Key Takeaways with Craig
US Equity prices staged a broad-based and sharp rally after this morning’s CPI report, while still elevated, showed some signs of abating inflation. The S&P 500 was up by over 5% and the Nasdaq was higher by an eye-popping 7%. Implied volatility in the Equity Index options came off even though the balance of power in the US Congress remains uncertain.
As much as stocks rallied, US Treasury yields fell on the news. According to CME’s Micro Treasury Yield futures yields fell by about the following:
2-Year: -30 Basis Points
5-Year: -29.5 Basis Points
10-Year: -32 Basis Points
30-Year: -22 Basis Points
With the near parallel shift downward of the yield curve, at least through 10 years, the 2s vs 10s inversion remains near 50 basis points.
CME Fed Funds futures prices also rose, a change that was reflected in the FedWatch tool. The tool is now showing about an 80% chance of a 50 basis point hike at the December FOMC meeting and a 20% chance of a 75 basis point hike.

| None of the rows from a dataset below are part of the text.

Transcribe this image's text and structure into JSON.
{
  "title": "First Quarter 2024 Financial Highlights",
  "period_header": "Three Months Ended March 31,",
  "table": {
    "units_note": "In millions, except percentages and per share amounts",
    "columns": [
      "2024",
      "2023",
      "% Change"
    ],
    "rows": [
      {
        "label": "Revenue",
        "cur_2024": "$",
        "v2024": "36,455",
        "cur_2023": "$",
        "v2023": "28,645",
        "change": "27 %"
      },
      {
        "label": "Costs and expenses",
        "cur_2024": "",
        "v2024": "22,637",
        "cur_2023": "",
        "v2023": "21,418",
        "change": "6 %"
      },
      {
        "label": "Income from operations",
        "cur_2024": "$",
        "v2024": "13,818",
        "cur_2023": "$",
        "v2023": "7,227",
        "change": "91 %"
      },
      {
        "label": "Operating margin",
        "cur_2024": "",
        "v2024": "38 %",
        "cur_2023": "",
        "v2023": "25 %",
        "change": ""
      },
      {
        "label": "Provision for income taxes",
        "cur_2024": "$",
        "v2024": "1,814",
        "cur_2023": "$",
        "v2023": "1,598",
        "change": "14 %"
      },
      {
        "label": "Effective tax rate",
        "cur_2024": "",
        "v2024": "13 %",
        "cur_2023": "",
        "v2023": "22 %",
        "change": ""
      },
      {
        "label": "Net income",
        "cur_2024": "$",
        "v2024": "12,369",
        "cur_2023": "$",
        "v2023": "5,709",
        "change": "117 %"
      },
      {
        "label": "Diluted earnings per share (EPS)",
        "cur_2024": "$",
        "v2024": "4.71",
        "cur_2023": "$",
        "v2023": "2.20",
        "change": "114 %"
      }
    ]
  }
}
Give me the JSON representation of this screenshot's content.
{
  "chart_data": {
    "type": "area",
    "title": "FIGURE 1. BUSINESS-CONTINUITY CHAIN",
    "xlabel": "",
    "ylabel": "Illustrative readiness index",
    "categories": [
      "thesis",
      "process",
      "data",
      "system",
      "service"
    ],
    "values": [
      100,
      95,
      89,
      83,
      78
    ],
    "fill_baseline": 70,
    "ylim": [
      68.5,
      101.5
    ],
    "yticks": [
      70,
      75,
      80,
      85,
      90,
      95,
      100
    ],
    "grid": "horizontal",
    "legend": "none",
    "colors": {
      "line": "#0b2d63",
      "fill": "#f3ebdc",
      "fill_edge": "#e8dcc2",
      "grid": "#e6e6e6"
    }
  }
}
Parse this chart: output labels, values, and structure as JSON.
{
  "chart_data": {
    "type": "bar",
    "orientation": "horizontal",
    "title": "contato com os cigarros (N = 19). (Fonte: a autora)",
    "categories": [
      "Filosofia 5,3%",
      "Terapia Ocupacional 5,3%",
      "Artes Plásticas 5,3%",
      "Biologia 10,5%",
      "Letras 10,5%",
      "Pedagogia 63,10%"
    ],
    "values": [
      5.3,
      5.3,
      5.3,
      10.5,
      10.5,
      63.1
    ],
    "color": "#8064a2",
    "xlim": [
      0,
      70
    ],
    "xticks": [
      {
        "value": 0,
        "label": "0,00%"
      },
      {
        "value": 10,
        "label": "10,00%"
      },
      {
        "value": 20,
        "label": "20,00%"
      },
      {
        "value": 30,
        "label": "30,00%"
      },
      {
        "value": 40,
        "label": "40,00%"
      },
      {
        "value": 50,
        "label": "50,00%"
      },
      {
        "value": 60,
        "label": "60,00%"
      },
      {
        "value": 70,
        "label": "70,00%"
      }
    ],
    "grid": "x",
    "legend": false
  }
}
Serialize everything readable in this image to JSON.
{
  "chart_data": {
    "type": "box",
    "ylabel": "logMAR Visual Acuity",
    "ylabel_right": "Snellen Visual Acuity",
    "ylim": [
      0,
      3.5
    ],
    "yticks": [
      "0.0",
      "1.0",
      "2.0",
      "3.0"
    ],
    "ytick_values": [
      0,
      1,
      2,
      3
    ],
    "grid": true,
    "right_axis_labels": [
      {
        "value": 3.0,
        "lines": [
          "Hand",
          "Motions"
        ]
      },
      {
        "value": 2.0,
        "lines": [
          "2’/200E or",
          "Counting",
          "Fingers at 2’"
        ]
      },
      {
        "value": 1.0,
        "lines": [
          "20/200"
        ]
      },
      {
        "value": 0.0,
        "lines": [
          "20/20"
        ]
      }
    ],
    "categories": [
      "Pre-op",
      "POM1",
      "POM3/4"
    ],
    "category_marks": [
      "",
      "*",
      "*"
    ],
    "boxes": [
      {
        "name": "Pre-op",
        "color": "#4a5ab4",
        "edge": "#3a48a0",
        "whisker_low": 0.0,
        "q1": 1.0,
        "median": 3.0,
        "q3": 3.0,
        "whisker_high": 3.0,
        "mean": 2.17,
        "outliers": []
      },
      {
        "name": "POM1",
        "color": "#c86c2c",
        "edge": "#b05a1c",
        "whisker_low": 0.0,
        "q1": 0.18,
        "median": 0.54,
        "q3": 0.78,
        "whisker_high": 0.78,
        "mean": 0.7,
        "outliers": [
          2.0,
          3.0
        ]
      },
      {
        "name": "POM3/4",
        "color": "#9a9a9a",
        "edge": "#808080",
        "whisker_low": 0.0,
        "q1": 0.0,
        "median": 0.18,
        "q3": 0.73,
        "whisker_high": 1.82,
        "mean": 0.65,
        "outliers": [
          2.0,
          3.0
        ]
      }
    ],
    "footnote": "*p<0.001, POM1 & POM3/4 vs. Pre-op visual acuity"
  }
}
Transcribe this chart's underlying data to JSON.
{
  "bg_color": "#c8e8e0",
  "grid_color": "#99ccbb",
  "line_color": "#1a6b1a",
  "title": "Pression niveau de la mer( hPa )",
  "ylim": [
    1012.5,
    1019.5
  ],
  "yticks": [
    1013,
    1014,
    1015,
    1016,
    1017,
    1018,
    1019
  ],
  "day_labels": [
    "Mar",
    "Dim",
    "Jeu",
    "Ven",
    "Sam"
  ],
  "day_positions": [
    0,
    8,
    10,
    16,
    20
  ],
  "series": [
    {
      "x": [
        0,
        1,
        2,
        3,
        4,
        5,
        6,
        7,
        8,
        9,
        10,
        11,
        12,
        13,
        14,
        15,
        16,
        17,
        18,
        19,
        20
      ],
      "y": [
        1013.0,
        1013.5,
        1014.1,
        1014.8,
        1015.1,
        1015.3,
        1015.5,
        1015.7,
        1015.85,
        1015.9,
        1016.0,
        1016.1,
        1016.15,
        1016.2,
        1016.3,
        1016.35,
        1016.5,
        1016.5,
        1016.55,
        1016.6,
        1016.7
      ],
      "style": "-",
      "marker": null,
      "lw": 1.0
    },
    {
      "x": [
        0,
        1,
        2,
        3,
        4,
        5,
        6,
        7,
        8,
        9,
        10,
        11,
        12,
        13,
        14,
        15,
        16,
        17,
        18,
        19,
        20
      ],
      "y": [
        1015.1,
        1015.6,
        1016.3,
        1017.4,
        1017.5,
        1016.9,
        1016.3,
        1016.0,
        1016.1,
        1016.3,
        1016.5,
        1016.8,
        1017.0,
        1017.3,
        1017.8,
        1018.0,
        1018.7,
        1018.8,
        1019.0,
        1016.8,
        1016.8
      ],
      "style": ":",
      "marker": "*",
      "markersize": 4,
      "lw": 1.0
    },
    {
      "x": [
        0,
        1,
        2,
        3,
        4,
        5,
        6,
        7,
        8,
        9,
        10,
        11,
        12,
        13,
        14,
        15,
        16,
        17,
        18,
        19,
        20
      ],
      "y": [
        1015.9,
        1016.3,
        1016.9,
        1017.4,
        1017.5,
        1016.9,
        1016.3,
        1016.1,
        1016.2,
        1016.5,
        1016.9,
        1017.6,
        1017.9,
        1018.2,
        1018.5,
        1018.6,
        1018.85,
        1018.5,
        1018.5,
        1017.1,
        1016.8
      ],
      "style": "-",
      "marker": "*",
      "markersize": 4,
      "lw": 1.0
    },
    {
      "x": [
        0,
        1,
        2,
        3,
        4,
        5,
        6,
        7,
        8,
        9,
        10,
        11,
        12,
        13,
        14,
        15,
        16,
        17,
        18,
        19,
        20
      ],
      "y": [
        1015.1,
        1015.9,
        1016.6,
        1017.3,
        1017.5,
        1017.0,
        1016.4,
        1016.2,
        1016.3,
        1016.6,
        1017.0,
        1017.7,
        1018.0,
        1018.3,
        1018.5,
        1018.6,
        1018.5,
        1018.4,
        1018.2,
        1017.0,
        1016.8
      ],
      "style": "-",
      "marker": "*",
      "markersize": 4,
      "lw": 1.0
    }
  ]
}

Yesterday, the respective probabilities were 57% and 43%, so the market is pricing in a much greater chance of 50 rather than 75 basis points.
Implied volatility in CME’s Treasury Options also fell dramatically after the CPI number was released. The CVOL image below shows the break in volatility in the 10-Year yield at 8:30 Eastern when the CPI number came out. In fact, 10-Year Yield CVOL has not been this low since August.
In other CME markets Gold futures prices rallied and the US Dollar fell sharply against most major currencies as Treasury yields fell. The aggregate G5 CVOL indexes, which takes into account the volatility of 5 different currencies also declined sharply today while the skew moved toward the Calls in that same basket of currencies.
At least for today, some of the massive uncertainty was removed from the market. We’ll be back tomorrow to report on what the end of another very active week brings.